State X-waiver Statutes and Buprenorphine Prescriber Rates Following Federal X-waiver Elimination, 2021-2023.
Wolde Filmon F, Martin Bradley C BC, Acharya Mahip M, Gressler Laura L et al.
This study examined whether U.S. jurisdictions that retained elements of the X-waiver in their statutes after federal elimination had lower buprenorphine prescriber rates than jurisdictions that did not retain such elements. Using a 25% random sample from IQVIA PharMetrics® Plus for Academics, data from January 2021-October 2023 (analyzed from 2025-2026) were modeled using Comparative Interrupted Time Series (CITS) models of monthly rates of unique buprenorphine prescribers per 10,000 eligible prescribers and jurisdiction fixed-effects generalized estimating equations (GEE).
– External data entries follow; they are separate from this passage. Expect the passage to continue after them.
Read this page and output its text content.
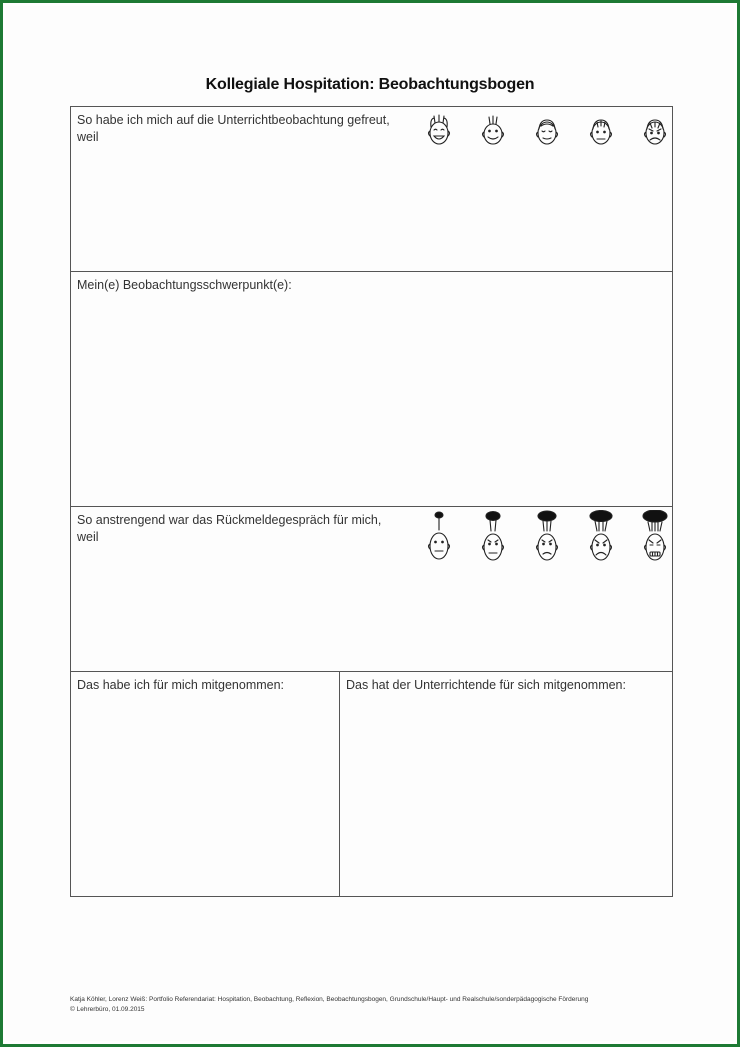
Kollegiale Hospitation: Beobachtungsbogen
So habe ich mich auf die Unterrichtbeobachtung gefreut,
weil
Mein(e) Beobachtungsschwerpunkt(e):
So anstrengend war das Rückmeldegespräch für mich,
weil
Das habe ich für mich mitgenommen:	Das hat der Unterrichtende für sich mitgenommen:
Katja Köhler, Lorenz Weiß: Portfolio Referendariat: Hospitation, Beobachtung, Reflexion, Beobachtungsbogen, Grundschule/Haupt- und Realschule/sonderpädagogische Förderung
© Lehrerbüro, 01.09.2015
Jurisdictions were classified by whether they incorporated X-waiver language into their statutes, at the jurisdiction-month level, per the Center for Public Health Law Research at Temple University. Models were adjusted for three-month rolling opioid use disorder (OUD) diagnosis rates and annual age-adjusted opioid overdose mortality rates. Analyses were stratified by provider type. Three sensitivity analyses tested an alternative specification and excluded jurisdictions with unstable buprenorphine prescribing rates and enrollment. Forty-nine jurisdictions and 1,558 jurisdiction-months were included. Mean buprenorphine prescriber rates were higher in jurisdictions with X-waiver references than without (96.84 vs 47.01 buprenorphine prescribers/10,000 eligible prescribers). No differences in either level (-8.69 per 10,000 [95% CI: -19.96 to 2.59; p=0.131]) or trend (+0.74 per month [95% CI: -0.92 to 2.40; p=0.380]) of buprenorphine prescribers were found between jurisdiction-months with and without references to the X-waiver following X-waiver elimination. Findings were consistent across strata and sensitivity analyses. Findings suggest that removing jurisdiction-level statutory X-waiver references is unlikely to expand access, as structural barriers persist.